Rezalet 2: Yargı Kararına Rağmen Yıkılmayan Kaçak Yapı
İkinci iddia, yargı kararına rağmen yıkılmayan bir kaçak yapıya yönelikti.
- Olay: Hadımköy, Yeşilbayır’daki 10835 parselde kaçak olarak 300 metrekare kapalı alan inşa edildiği, mahkemenin 2024 yılının Ekim ayında bu yapının yıkılmasına karar verdiği belirtildi.
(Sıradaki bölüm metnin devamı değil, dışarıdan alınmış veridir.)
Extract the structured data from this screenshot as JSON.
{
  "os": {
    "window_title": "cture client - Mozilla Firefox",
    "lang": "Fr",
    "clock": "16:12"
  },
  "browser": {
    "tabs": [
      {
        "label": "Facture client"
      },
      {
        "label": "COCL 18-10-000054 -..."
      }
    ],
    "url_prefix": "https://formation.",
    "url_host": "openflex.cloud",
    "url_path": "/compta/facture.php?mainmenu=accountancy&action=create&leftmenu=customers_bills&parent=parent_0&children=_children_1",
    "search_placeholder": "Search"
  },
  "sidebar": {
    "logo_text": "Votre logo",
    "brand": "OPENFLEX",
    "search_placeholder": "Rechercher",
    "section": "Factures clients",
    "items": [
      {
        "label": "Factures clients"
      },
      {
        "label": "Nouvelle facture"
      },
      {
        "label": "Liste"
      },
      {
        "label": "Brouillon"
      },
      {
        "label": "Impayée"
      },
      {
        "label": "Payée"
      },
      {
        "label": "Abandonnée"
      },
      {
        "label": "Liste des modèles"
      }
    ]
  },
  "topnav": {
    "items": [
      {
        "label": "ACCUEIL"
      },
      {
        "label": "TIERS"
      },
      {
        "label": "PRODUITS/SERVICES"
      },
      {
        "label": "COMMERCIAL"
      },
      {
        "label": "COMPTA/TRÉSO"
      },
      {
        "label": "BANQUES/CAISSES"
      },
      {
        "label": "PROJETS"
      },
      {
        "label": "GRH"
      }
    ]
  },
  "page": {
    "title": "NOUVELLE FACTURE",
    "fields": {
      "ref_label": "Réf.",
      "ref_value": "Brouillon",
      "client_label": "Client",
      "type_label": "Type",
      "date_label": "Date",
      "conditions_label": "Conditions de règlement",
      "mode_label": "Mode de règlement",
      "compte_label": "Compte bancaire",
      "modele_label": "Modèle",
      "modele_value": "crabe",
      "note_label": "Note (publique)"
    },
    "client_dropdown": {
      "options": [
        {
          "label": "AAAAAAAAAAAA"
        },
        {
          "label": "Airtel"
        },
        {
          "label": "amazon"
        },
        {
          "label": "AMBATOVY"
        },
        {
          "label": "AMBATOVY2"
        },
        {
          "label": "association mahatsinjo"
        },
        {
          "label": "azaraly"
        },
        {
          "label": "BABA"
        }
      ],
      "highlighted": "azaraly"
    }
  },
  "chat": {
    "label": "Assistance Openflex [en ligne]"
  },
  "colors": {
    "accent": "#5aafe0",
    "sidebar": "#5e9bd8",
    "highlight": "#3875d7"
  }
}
- Yalan Beyan: Gaziosmanpaşa Savcılığı’nın Haziran ayında belediyeden yıkım durumunu sorması üzerine, Belediye Başkan Yardımcısı Davut Paralı’nın “İmar kirliliğine neden olan yapı kaldırılmıştır” şeklinde yalan bir yazı gönderdiği öne sürüldü. Özel, bu durumun yargılamaya müdahale ve savcılığa yalan beyan suçu oluşturduğunu iddia etti.
Rezalet 3: İmza Atmayan Memurların Sürülmesi
Üçüncü iddia, Kanal İstanbul manzaralı arsalara kaçak villa ruhsatı verilmesiyle ilgiliydi.
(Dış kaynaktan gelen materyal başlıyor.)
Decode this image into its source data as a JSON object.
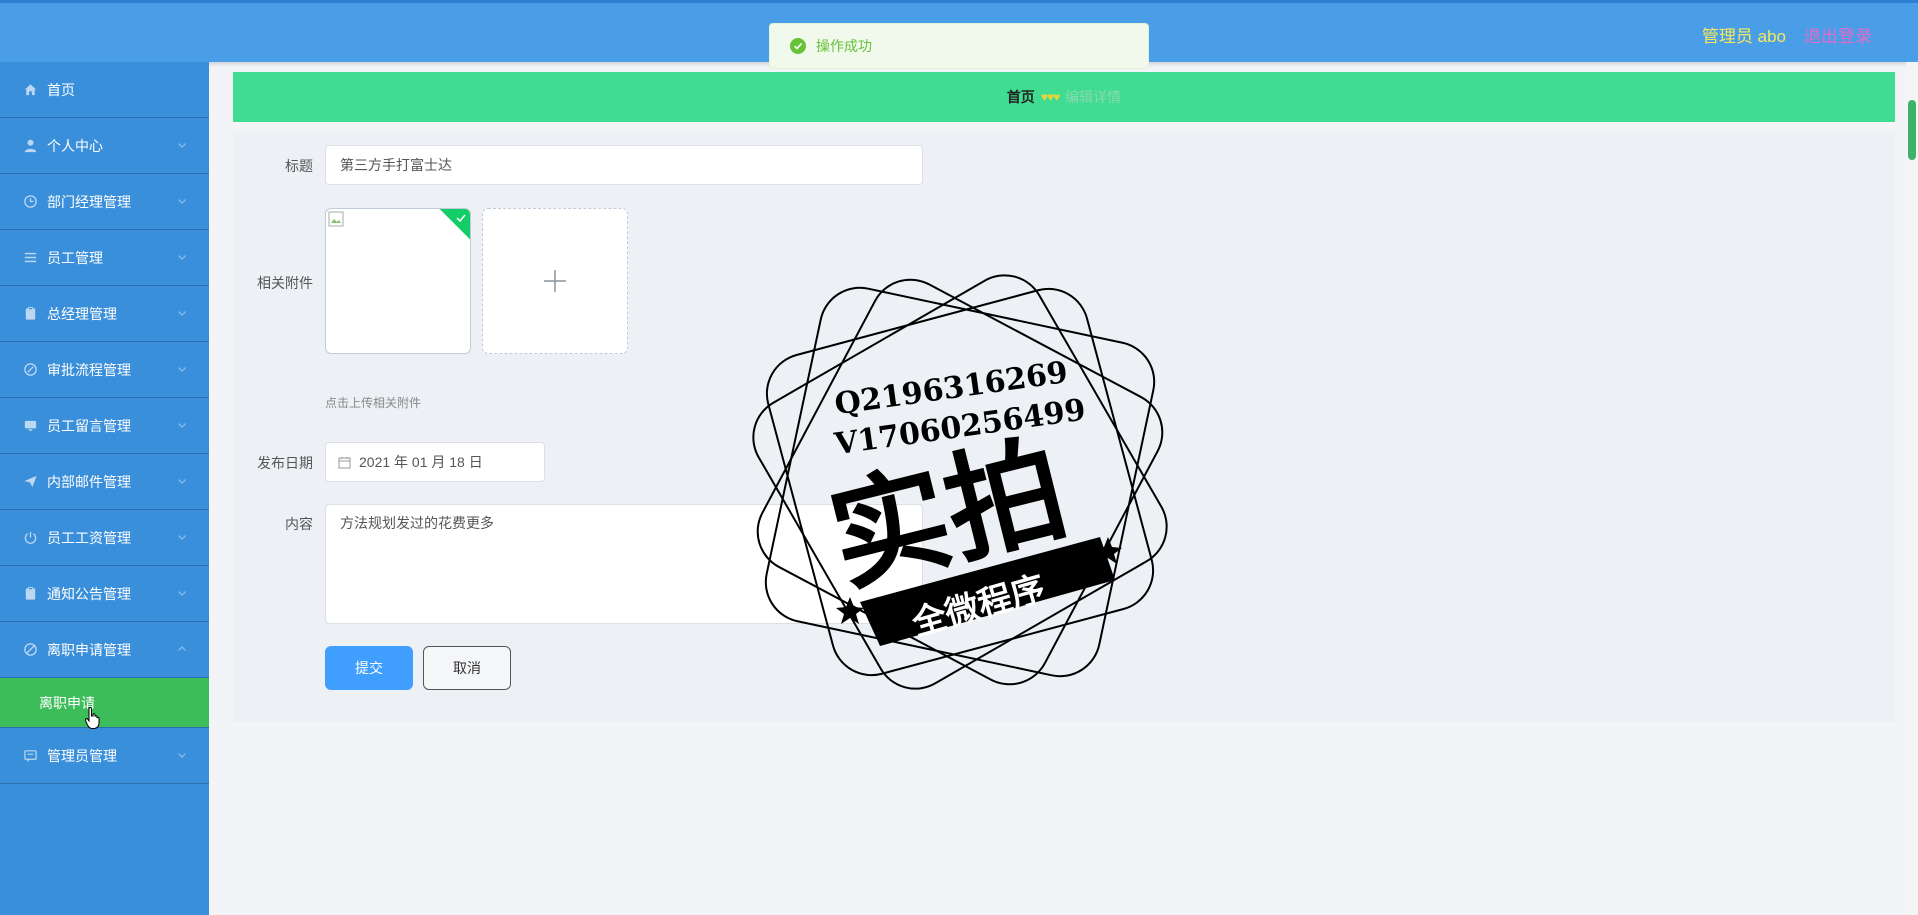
{
  "header": {
    "user_label": "管理员 abo",
    "logout_label": "退出登录"
  },
  "toast": {
    "message": "操作成功"
  },
  "sidebar": {
    "items": [
      {
        "label": "首页",
        "icon": "home-icon"
      },
      {
        "label": "个人中心",
        "icon": "user-icon"
      },
      {
        "label": "部门经理管理",
        "icon": "clock-icon"
      },
      {
        "label": "员工管理",
        "icon": "menu-icon"
      },
      {
        "label": "总经理管理",
        "icon": "clipboard-icon"
      },
      {
        "label": "审批流程管理",
        "icon": "compass-icon"
      },
      {
        "label": "员工留言管理",
        "icon": "monitor-icon"
      },
      {
        "label": "内部邮件管理",
        "icon": "send-icon"
      },
      {
        "label": "员工工资管理",
        "icon": "power-icon"
      },
      {
        "label": "通知公告管理",
        "icon": "clipboard-icon"
      },
      {
        "label": "离职申请管理",
        "icon": "no-entry-icon"
      },
      {
        "label": "管理员管理",
        "icon": "chat-icon"
      }
    ],
    "active_sub_item": "离职申请"
  },
  "breadcrumb": {
    "home": "首页",
    "separator": "♥♥♥",
    "current": "编辑详情"
  },
  "form": {
    "title_label": "标题",
    "title_value": "第三方手打富士达",
    "attachment_label": "相关附件",
    "attachment_hint": "点击上传相关附件",
    "date_label": "发布日期",
    "date_value": "2021 年 01 月 18 日",
    "content_label": "内容",
    "content_value": "方法规划发过的花费更多",
    "submit_label": "提交",
    "cancel_label": "取消"
  },
  "watermark": {
    "line1": "Q2196316269",
    "line2": "V17060256499",
    "main": "实拍",
    "ribbon": "全微程序"
  },
  "colors": {
    "header": "#4a9ee8",
    "sidebar": "#3a8fda",
    "active_sub": "#3cbd5a",
    "breadcrumb": "#3fdc91",
    "primary": "#409eff",
    "user_label": "#f5e85b",
    "logout": "#e06cc9"
  }
}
- İmara Aykırı İnşaat: AKP’li Belediye Başkanı Mustafa Candaroğlu ve Meclis Üyesi Ercan Döner’in Kanal manzaralı arsalara ruhsat aldığı, ancak bodrum katını dahi imara aykırı şekilde yükselttiği öne sürüldü.
- Memur Baskısı: İmara aykırı bu yapıya imza atmayı reddeden iki belediye memurunun (Serdar ve Fatih) direnmesi üzerine görev yerlerinin değiştirildiği ve daha sonra imzaların alındığı iddia edildi.
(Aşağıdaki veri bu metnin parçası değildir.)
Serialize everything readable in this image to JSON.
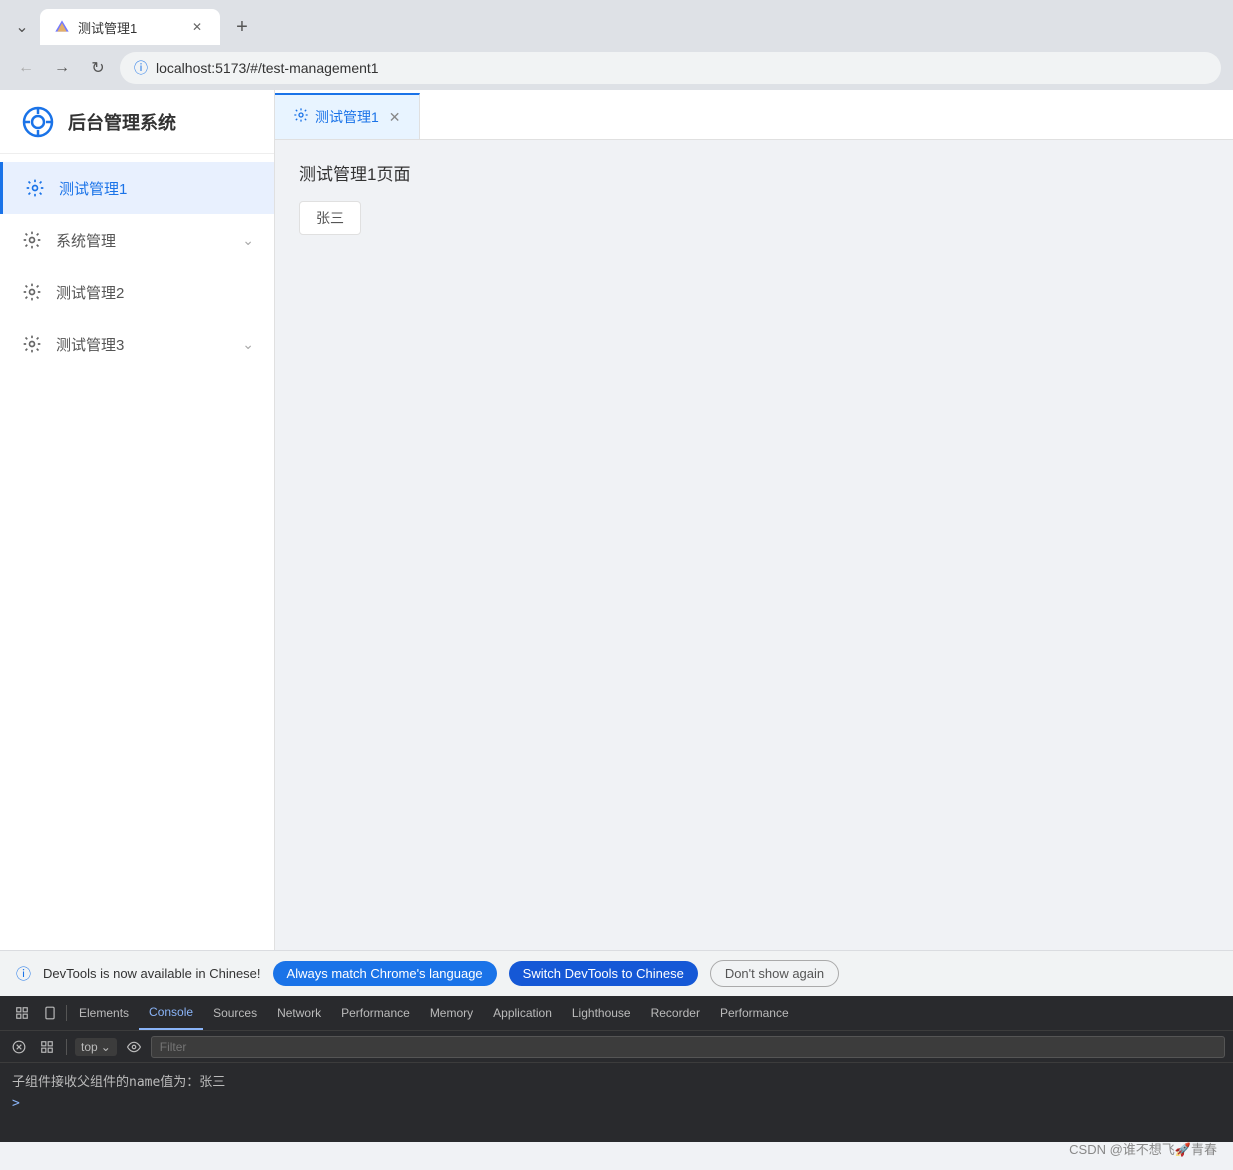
{
  "browser": {
    "tab_label": "测试管理1",
    "url": "localhost:5173/#/test-management1",
    "new_tab_label": "+",
    "back_disabled": false,
    "forward_disabled": true
  },
  "app": {
    "logo_text": "⚙",
    "title": "后台管理系统",
    "active_tab_icon": "⚙",
    "active_tab_label": "测试管理1",
    "page_title": "测试管理1页面",
    "name_value": "张三"
  },
  "sidebar": {
    "menu_items": [
      {
        "icon": "⚙",
        "label": "测试管理1",
        "active": true,
        "has_arrow": false
      },
      {
        "icon": "⚙",
        "label": "系统管理",
        "active": false,
        "has_arrow": true
      },
      {
        "icon": "⚙",
        "label": "测试管理2",
        "active": false,
        "has_arrow": false
      },
      {
        "icon": "⚙",
        "label": "测试管理3",
        "active": false,
        "has_arrow": true
      }
    ]
  },
  "devtools": {
    "notification_text": "DevTools is now available in Chinese!",
    "btn_always_match": "Always match Chrome's language",
    "btn_switch_chinese": "Switch DevTools to Chinese",
    "btn_dont_show": "Don't show again",
    "tabs": [
      {
        "label": "Elements",
        "active": false
      },
      {
        "label": "Console",
        "active": true
      },
      {
        "label": "Sources",
        "active": false
      },
      {
        "label": "Network",
        "active": false
      },
      {
        "label": "Performance",
        "active": false
      },
      {
        "label": "Memory",
        "active": false
      },
      {
        "label": "Application",
        "active": false
      },
      {
        "label": "Lighthouse",
        "active": false
      },
      {
        "label": "Recorder",
        "active": false
      },
      {
        "label": "Performance",
        "active": false
      }
    ],
    "top_label": "top",
    "filter_placeholder": "Filter",
    "console_log": "子组件接收父组件的name值为：张三"
  },
  "watermark": "CSDN @谁不想飞🚀青春"
}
Rezalet 4: Satıştan Kaynaklanan 185 Milyon TL Kamu Zararı
Son iddia ise büyük bir kamu zararına odaklandı.
- Olay: Belde belediyesi döneminden kalan Hadımköy Sanayi Sitesi’ndeki 8 bin metrekarelik arsa ve üzerindeki matbaa binası, Arnavutköy Belediyesi tarafından satışa çıkarıldı.
- Kamu Zararı: Bu yer, AKP İl Yöneticisi Burak Aydın’a 251 milyon TL’ye satıldı. Özel’e göre, arazinin değeri 215 milyon TL, yapının değeri ise 220 milyon TL olup, toplam gerçek değer 435 milyon TL iken, satış fiyatı nedeniyle 185 milyon TL kamu zararı oluşmuştur.
Özel, tüm bu iddiaların belgelerinin elektronik ortamda kayıtlı olduğunu belirterek, Başsavcılığın derhal harekete geçmesini talep etti ve gelecek hafta konunun takipçisi olacaklarını vurguladı.